Deep Web: Anonyme Parallelwelt im Internet
Tummelplatz für Kriminelle?
"Wir suchen einen großen Anbieter von Hasch, Weed, Ecstasy, Speed und LSD" – was sich zunächst anhört, als wäre es nicht für fremde Ohren bestimmt, wird an einem Ort tagtäglich von Tausenden gelesen: im Deep Web. Hier gibt es weder Regeln noch Kontrollen, dafür aber einhundertprozentige Anonymität. Wie sonst könnten Internetnutzer wie der oben zitierte User 'Unbekannter' nach einer "vertrauenswürdigen und verlässlichen Geschäftsbeziehung in Nordrhein-Westfalen oder nahem Grenzgebiet" suchen?
Foreneinträge wie diese sind im unsichtbaren Netz (Hidden Web) – besser bekannt als Deep Web – keine Einzelfälle, sondern gang und gäbe. Wer Kreditkartendaten, die neuesten Hollywoodfilme oder gar einen Auftragsmörder benötigt, ist davon auch nur einen Mausklick entfernt. Es klingt auf den ersten Blick nach einem Tummelplatz für Kriminelle im Internet, dabei ist das Deep Web viel mehr als das, erklärt Axel Kossel vom Computermagazin 'c’t': "Es handelt sich um Bereiche im Internet, die nicht frei zugänglich sind und von Suchmaschinen auch nicht gefunden werden."
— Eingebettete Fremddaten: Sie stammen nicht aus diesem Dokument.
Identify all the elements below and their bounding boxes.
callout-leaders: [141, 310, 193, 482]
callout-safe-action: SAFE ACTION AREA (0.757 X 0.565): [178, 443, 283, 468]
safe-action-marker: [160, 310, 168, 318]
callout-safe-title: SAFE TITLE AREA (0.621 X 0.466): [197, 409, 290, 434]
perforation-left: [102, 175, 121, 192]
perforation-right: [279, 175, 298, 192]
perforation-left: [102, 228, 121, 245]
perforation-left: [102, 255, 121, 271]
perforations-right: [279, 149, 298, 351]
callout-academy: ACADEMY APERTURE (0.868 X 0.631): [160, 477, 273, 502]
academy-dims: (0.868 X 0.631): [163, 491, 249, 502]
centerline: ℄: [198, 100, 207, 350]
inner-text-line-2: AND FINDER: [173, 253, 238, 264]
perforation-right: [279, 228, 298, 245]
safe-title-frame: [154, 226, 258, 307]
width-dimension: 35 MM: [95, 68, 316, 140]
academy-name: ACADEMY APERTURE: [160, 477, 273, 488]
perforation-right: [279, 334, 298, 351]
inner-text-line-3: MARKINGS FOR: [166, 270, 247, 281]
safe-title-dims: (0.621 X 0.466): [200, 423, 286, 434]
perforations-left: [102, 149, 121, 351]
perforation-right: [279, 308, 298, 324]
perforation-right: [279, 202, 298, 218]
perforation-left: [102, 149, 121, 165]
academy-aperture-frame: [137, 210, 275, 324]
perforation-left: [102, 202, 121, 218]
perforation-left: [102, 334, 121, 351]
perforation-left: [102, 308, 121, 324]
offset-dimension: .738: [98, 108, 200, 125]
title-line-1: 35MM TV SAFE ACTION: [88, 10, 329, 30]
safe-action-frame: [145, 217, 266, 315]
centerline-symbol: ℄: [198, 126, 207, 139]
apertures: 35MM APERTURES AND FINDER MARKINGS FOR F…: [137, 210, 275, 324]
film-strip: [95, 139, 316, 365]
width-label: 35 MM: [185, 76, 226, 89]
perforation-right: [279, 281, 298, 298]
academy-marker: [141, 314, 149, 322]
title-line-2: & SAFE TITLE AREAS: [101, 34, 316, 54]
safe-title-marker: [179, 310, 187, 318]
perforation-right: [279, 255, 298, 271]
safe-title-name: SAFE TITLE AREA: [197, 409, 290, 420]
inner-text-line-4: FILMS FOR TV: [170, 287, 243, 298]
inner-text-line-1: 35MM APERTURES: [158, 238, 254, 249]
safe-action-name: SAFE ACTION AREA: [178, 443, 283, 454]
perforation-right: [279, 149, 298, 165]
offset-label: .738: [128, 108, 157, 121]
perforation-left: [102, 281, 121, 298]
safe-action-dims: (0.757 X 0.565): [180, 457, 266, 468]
Seriöse Zahlen über die Ausmaße der digitalen Parallelwelt gibt es keine, doch es soll um ein Vielfaches größer sein als der sichtbare Teil des Netzes (Visible Web). "Der Großteil des Deep Webs sind riesige Datenbanken, beispielweise von der EU oder NASA, zu denen man nur über Passwörter Zugriff hat", sagt Kossel RTL Aktuell Online. Er macht keinen Hehl daraus, dass bestimmte Bereiche "bisweilen auch für kriminelle Aktivitäten genutzt werden".
Umso erstaunlicher ist, dass man zum Betreten dieser geschlossenen Zirkel kein Hacker und schon gar kein Auserwählter sein muss. Das sprichwörtliche 'TOR' zum Deep Web steht jedem offen. Mit der gleichnamigen kostenlosen Software (TOR = The Onion Routing) surft jeder Internet-Laie anonym durchs Netz. Die Zwiebel steht stellvertretend für die zahllosen Verschleierungsebenen, die der PC-Client permanent durchläuft – Server-Verbindungsknoten auf der ganzen Welt, die den Usern ihr Schattendasein garantieren. Kurz gesagt: Die ständig wechselnde IP-Adresse macht eine Identifikation in den Datenautobahnen des Deep Webs nahezu unmöglich.
Das kommt gut an: In Ländern wie Iran, China und Russland erfreut sich das Anonymisierungsprogramm zur Umgehung staatlicher Zensurapparate großer Beliebtheit. Und auch in Deutschland steigt die Nachfrage nach dem Zwiebel-Netzwerk. Surften im Dezember 2011 noch 33.836 Deutsche täglich unerkannt durchs Netz, waren es im Januar schon 45.733 – ein Anstieg von 26 Prozent. Nur im Iran und den USA gibt es mehr Nutzer.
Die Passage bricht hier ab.